1) It’s always good to put the expression you created on a Null (or paste the tracker keyframe to the Null) then parent the eyes to the Null, that way you can adjust the relative position easily.
If the eyes were right originally, then out of position later, does the footage need to be stabilized first?
Methinks you need to look at Andrew’s tut ‘Demon Face”, as an aside he puts Sunglasses on Demon face, stabilizing the footage so the new Face and sunglasses stick correctly, then adding back the original movement. This is a must see for what you’re trying to do:
https://library.creativecow.net/articles/kramer_andrew/Demon_Face_Warp.php
2) You can change the shape of mask by keyframing the Mask Shape (MM reveals). set keyframes, then don the timeline drag a mask vertices to a new spot (or select more than 1 with a selection box you drag with your selection arrow), or double click any vertices to get a little transform box (like in PhotoShop) to resize, rotate the mask. Mask Shape Keyframes can be copied/Pasted like any others.

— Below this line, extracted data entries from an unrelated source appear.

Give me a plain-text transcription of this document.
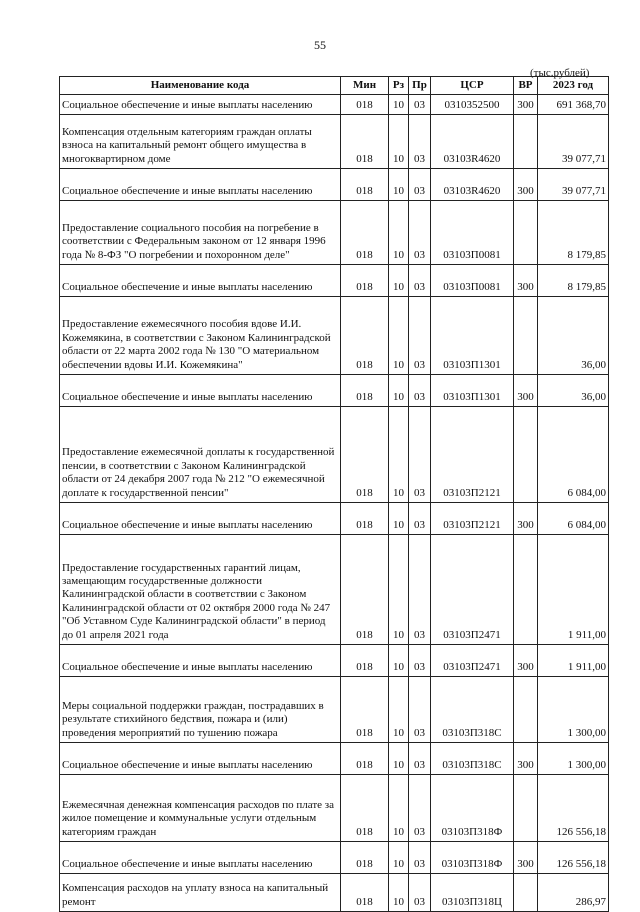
55
(тыс.рублей)
Наименование кода	Мин	Рз	Пр	ЦСР	ВР	2023 год
Социальное обеспечение и иные выплаты населению	018	10	03	0310352500	300	691 368,70
Компенсация отдельным категориям граждан оплаты взноса на капитальный ремонт общего имущества в многоквартирном доме	018	10	03	03103R4620		39 077,71
Социальное обеспечение и иные выплаты населению	018	10	03	03103R4620	300	39 077,71
Предоставление социального пособия на погребение в соответствии с Федеральным законом от 12 января 1996 года № 8-ФЗ "О погребении и похоронном деле"	018	10	03	03103П0081		8 179,85
Социальное обеспечение и иные выплаты населению	018	10	03	03103П0081	300	8 179,85
Предоставление ежемесячного пособия вдове И.И. Кожемякина, в соответствии с Законом Калининградской области от 22 марта 2002 года № 130 "О материальном обеспечении вдовы И.И. Кожемякина"	018	10	03	03103П1301		36,00
Социальное обеспечение и иные выплаты населению	018	10	03	03103П1301	300	36,00
Предоставление ежемесячной доплаты к государственной пенсии, в соответствии с Законом Калининградской области от 24 декабря 2007 года № 212 "О ежемесячной доплате к государственной пенсии"	018	10	03	03103П2121		6 084,00
Социальное обеспечение и иные выплаты населению	018	10	03	03103П2121	300	6 084,00
Предоставление государственных гарантий лицам, замещающим государственные должности Калининградской области в соответствии с Законом Калининградской области от 02 октября 2000 года № 247 "Об Уставном Суде Калининградской области" в период до 01 апреля 2021 года	018	10	03	03103П2471		1 911,00
Социальное обеспечение и иные выплаты населению	018	10	03	03103П2471	300	1 911,00
Меры социальной поддержки граждан, пострадавших в результате стихийного бедствия, пожара и (или) проведения мероприятий по тушению пожара	018	10	03	03103П318С		1 300,00
Социальное обеспечение и иные выплаты населению	018	10	03	03103П318С	300	1 300,00
Ежемесячная денежная компенсация расходов по плате за жилое помещение и коммунальные услуги отдельным категориям граждан	018	10	03	03103П318Ф		126 556,18
Социальное обеспечение и иные выплаты населению	018	10	03	03103П318Ф	300	126 556,18
Компенсация расходов на уплату взноса на капитальный ремонт	018	10	03	03103П318Ц		286,97
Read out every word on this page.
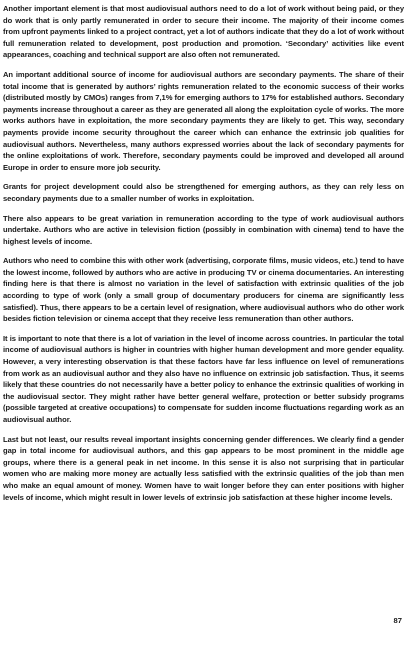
Another important element is that most audiovisual authors need to do a lot of work without being paid, or they do work that is only partly remunerated in order to secure their income. The majority of their income comes from upfront payments linked to a project contract, yet a lot of authors indicate that they do a lot of work without full remuneration related to development, post production and promotion. ‘Secondary’ activities like event appearances, coaching and technical support are also often not remunerated.

An important additional source of income for audiovisual authors are secondary payments. The share of their total income that is generated by authors’ rights remuneration related to the economic success of their works (distributed mostly by CMOs) ranges from 7,1% for emerging authors to 17% for established authors. Secondary payments increase throughout a career as they are generated all along the exploitation cycle of works. The more works authors have in exploitation, the more secondary payments they are likely to get. This way, secondary payments provide income security throughout the career which can enhance the extrinsic job qualities for audiovisual authors. Nevertheless, many authors expressed worries about the lack of secondary payments for the online exploitations of work. Therefore, secondary payments could be improved and developed all around Europe in order to ensure more job security.

Grants for project development could also be strengthened for emerging authors, as they can rely less on secondary payments due to a smaller number of works in exploitation.

There also appears to be great variation in remuneration according to the type of work audiovisual authors undertake. Authors who are active in television fiction (possibly in combination with cinema) tend to have the highest levels of income.

Authors who need to combine this with other work (advertising, corporate films, music videos, etc.) tend to have the lowest income, followed by authors who are active in producing TV or cinema documentaries. An interesting finding here is that there is almost no variation in the level of satisfaction with extrinsic qualities of the job according to type of work (only a small group of documentary producers for cinema are significantly less satisfied). Thus, there appears to be a certain level of resignation, where audiovisual authors who do other work besides fiction television or cinema accept that they receive less remuneration than other authors.

It is important to note that there is a lot of variation in the level of income across countries. In particular the total income of audiovisual authors is higher in countries with higher human development and more gender equality. However, a very interesting observation is that these factors have far less influence on level of remunerations from work as an audiovisual author and they also have no influence on extrinsic job satisfaction. Thus, it seems likely that these countries do not necessarily have a better policy to enhance the extrinsic qualities of working in the audiovisual sector. They might rather have better general welfare, protection or better subsidy programs (possible targeted at creative occupations) to compensate for sudden income fluctuations regarding work as an audiovisual author.

Last but not least, our results reveal important insights concerning gender differences. We clearly find a gender gap in total income for audiovisual authors, and this gap appears to be most prominent in the middle age groups, where there is a general peak in net income. In this sense it is also not surprising that in particular women who are making more money are actually less satisfied with the extrinsic qualities of the job than men who make an equal amount of money. Women have to wait longer before they can enter positions with higher levels of income, which might result in lower levels of extrinsic job satisfaction at these higher income levels.

87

So for you’re eye mask, if it 4 point, one left corner, top, right corner, and bottom, then set the Mask Shape keyframes, and 2 frames later (Page Down key 2 times, or however many frames you want it to take) single click on the top vertices, drag it don to the middle, then select the bottom vertices, drag up to make a slit. You can even adjust the Bezier handles of other vertices at the same time,. Three frames farther don, return the eye to normal, manually or copy that first Mask Shape keyframe an paste it in this spot.
You should have a blink.
Copy/Paste these three keyframes wherever you want the blink.
One you get that down, if the blinking is excessive (beyond convenient Copy/Pasting, then you can do an expression to let Markers trigger or loop keyframes, like this:
MARKER Triggers loop – This only really works if there’s not animation to they eye otherwise, the layer will stay at frame 0, then play from there when it hits a marker.
1) Set up the blink at the beginning of the layer, so 3 Mask shape keyframes in the first 4 to 6 frames. Don’t worry, the blink will only happen later where you place the Marker, not in this actual spot.
2) Precompose the layer (Layer>Precompose, Move All Attributes).
To that precomp layer, Layer>Enable Time Remapping. And you should get two time remapping keyframes, one beginning, one end.
3) Add this expression to Time Remapping (Copy the Expression, Alt-Click the Time Remapping Stopwatch, Paste, Click outside the box):
n = 0;
if (marker.numKeys > 0){
n = marker.nearestKey(time).index;
if (marker.key(n).time > time){
n–;
}
}
if (n > 0) t = time – marker.key(n).time + inPoint else t = inPoint;
valueAtTime(t);
Now place a Marker anywhere you want a blink. Place Marker by sleeting the layer and hitting the “*” key (Asterisk) on the numeric pad. Marker now gives you a blink. Add as many markers as you want blinks.
This is a hack of a Dan Ebbert’s expression, several really.